More than 70% of executives bet on artificial intelligence to manage their finances
2020 has changed our relationship with money. People already trust AI more than themselves in managing their finances, according to new research from Oracle and personal finance expert Farnoosh Torabi. The report, made from responses from more than 9,000 consumers and managers in different countries, reveals that the COVID-19 pandemic has increased financial anxiety, sadness and fear among the world’s population; Plus, it causes us to rethink who and what we trust to manage our money, and it redraws the role and approaches of corporate finance teams and personal financial advisors, according to this study.

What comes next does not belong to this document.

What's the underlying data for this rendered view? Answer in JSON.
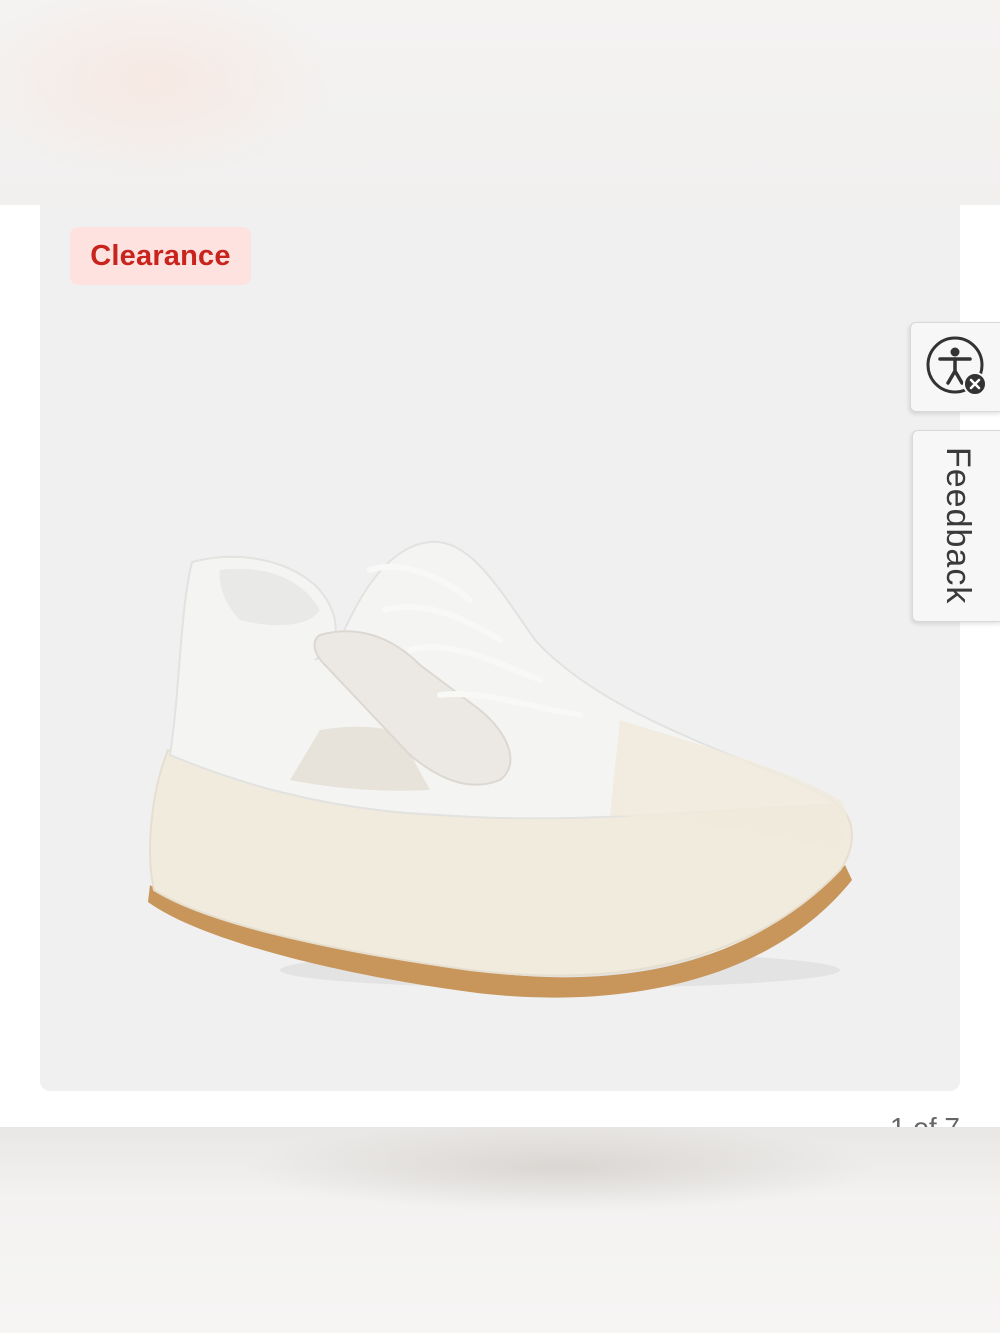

COVID-19 has generated financial anxiety, sadness and fear
The global pandemic has had a negative impact on people’s relationship with money, both at home and at work:
Among managers, financial anxiety and stress increased by 186% and sadness by 116%; consumer anxiety and financial stress doubled, and sadness increased by 70%. 9 in 10 managers are concerned about the impact of COVID-19 on their organization, with the most common concerns being the slow economic recovery or recession (51%), budget cuts (38%) and bankruptcy ( 27%). 87% of consumers experience financial fears, encompassing issues such as job loss (39%), loss of savings (38%), and inability to repay debts (26%). These worries don’t let us sleep: 41% of consumers admitted to having lost sleep because of their personal finances.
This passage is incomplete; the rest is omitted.